Mabry expressed concern over the cuts that will occurs to senior services, “Are these people to be abandoned, what about what the bible teaches about, the least among us and widows and orphans?”
There is exasperation in his voice as he says, “You want to cut 500 people from having Meals-on-wheels every day? What are those elderly people going to do?”
He says he has many questions about the wisdom of some planned retooling of how the states elderly will be effected, “I have done some research on it because the former Medicaid commissioner kept talking about it saying, ‘We need to look at privatization, we need to look into these other federal home- and community-based waivers that help serve these people.’”
“What was happening was…” Mabry says as he moves to the blackboard again.
“We are spending something like $10,000 but we are going to save all of this money. We are spending $50,000 in the nursing home and we are going to spend $10,000 in this other thing. If you look at the breakdown on this $10,000 it is a home-health aide for 4 hours a day for 5 days, 2 frozen meals per day for 5 days.”
Mabry does not feel this is acceptable care for Alabama’s seniors, “The point was that the folks that are in the nursing home, they need to be in the nursing home because they can’t take care of themselves. And then you are going to leave them alone most of the time?”

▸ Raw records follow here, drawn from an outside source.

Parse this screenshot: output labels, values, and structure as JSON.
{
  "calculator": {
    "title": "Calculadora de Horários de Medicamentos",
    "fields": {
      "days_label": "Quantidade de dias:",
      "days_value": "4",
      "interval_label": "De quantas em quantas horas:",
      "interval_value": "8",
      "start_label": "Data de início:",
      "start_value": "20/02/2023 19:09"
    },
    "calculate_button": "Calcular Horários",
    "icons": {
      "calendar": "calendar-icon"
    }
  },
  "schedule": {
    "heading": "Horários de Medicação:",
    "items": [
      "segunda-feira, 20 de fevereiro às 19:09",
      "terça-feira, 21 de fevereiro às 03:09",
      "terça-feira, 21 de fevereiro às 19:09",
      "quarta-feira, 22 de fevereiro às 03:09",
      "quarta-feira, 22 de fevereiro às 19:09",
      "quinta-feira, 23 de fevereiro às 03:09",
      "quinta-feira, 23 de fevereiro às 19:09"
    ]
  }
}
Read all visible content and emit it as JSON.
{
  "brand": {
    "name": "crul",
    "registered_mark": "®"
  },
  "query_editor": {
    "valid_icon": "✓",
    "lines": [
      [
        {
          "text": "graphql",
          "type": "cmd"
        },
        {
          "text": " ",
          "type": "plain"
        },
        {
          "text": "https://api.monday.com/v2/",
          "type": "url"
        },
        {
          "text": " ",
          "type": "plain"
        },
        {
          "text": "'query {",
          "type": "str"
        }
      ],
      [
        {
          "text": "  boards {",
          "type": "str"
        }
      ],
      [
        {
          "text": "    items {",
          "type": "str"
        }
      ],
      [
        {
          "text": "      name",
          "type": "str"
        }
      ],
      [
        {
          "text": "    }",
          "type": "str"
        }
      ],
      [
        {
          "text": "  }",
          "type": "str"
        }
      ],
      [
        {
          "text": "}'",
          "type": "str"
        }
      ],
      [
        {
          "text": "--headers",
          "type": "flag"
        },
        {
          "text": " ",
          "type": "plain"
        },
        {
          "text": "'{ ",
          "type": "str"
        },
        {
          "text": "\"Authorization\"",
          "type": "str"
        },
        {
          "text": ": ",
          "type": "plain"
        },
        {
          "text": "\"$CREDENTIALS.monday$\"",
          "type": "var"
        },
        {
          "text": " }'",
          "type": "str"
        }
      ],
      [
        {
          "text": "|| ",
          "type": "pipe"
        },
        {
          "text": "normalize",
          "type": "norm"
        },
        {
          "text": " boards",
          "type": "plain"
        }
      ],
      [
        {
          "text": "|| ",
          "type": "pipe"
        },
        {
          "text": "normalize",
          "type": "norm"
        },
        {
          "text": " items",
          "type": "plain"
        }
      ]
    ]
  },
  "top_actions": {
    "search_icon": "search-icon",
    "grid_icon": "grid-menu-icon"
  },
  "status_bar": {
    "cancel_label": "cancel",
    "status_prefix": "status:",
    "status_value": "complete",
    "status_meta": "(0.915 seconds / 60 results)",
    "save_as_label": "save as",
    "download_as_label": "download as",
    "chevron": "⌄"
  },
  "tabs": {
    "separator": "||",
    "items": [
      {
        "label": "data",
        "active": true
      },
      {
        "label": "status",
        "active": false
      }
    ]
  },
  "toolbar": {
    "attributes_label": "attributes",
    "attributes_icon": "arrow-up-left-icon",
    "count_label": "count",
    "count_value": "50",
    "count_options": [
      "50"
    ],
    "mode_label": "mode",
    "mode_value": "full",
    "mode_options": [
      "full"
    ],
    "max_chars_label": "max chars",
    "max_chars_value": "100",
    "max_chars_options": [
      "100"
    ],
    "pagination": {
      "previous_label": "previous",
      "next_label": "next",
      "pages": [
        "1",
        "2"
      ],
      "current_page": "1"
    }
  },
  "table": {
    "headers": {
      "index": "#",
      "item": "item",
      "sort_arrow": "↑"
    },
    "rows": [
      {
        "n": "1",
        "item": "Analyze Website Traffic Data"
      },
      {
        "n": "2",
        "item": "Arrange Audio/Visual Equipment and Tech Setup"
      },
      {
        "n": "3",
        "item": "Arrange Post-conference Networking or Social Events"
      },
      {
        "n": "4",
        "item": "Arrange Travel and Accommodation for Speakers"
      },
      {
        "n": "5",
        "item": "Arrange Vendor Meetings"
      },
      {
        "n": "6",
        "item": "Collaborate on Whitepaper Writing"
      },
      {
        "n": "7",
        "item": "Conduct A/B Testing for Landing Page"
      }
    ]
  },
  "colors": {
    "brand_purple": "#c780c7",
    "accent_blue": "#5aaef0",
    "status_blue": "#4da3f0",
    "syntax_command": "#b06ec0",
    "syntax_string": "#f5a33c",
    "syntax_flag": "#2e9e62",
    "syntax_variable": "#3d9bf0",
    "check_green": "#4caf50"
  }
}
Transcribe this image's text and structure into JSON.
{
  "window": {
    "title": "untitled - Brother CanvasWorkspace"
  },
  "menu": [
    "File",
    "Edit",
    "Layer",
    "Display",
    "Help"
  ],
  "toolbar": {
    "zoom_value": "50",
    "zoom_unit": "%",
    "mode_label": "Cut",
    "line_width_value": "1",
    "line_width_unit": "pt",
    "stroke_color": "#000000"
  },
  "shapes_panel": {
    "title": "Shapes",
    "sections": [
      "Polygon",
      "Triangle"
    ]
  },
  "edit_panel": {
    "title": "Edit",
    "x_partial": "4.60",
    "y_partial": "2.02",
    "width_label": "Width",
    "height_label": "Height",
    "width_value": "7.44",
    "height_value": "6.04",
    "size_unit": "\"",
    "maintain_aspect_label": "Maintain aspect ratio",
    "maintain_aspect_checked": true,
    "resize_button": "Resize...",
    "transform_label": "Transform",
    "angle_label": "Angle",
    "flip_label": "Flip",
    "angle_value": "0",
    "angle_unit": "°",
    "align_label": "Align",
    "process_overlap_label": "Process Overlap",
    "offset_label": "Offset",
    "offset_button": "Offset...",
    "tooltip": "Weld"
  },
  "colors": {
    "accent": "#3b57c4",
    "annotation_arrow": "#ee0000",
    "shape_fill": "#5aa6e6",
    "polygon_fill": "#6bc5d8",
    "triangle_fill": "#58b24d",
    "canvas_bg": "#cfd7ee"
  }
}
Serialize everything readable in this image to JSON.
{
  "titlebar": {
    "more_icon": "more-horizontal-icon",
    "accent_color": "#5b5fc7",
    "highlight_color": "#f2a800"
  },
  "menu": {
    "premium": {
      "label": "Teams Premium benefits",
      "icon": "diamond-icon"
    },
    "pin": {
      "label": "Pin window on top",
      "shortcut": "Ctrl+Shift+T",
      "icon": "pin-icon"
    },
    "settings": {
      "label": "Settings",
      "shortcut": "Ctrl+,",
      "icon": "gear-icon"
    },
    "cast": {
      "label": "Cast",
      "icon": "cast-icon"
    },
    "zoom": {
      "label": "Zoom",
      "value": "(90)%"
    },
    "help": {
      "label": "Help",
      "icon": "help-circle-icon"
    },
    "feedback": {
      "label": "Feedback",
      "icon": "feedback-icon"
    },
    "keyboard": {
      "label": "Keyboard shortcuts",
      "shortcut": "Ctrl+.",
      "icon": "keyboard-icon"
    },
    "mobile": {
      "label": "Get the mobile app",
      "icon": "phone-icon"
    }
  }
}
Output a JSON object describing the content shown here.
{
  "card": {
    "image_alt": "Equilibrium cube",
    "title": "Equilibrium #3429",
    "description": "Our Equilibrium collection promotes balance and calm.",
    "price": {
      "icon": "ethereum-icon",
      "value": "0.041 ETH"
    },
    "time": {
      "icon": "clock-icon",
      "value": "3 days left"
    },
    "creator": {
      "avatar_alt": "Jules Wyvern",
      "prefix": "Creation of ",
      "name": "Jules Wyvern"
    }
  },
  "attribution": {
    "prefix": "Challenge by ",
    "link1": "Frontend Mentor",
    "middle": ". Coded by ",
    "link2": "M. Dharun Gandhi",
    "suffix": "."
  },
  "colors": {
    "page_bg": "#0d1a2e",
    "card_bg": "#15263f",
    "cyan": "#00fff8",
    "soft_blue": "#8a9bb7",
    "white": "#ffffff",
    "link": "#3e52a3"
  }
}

This type of cost savings measure according to Mabry is fraught with pitfalls, “You’ve got some high schooler from one-half a day to 8 hours per day, then they are left by themselves for 2 days. You have got to have some level of independence about you. But if you have an incontinence problem or you can’t feed yourself you can’t be put in this situation.”
The home and community-based services waiver that the state applied for over a year ago would reduce the price of senior care but at what cost says Mabry.
“So, what are they going to do? Leave people to die? Obviously if you are just looking at the figures, looking at ways to save money sure you are going to save money but you are also putting people at risk of hurting themselves.”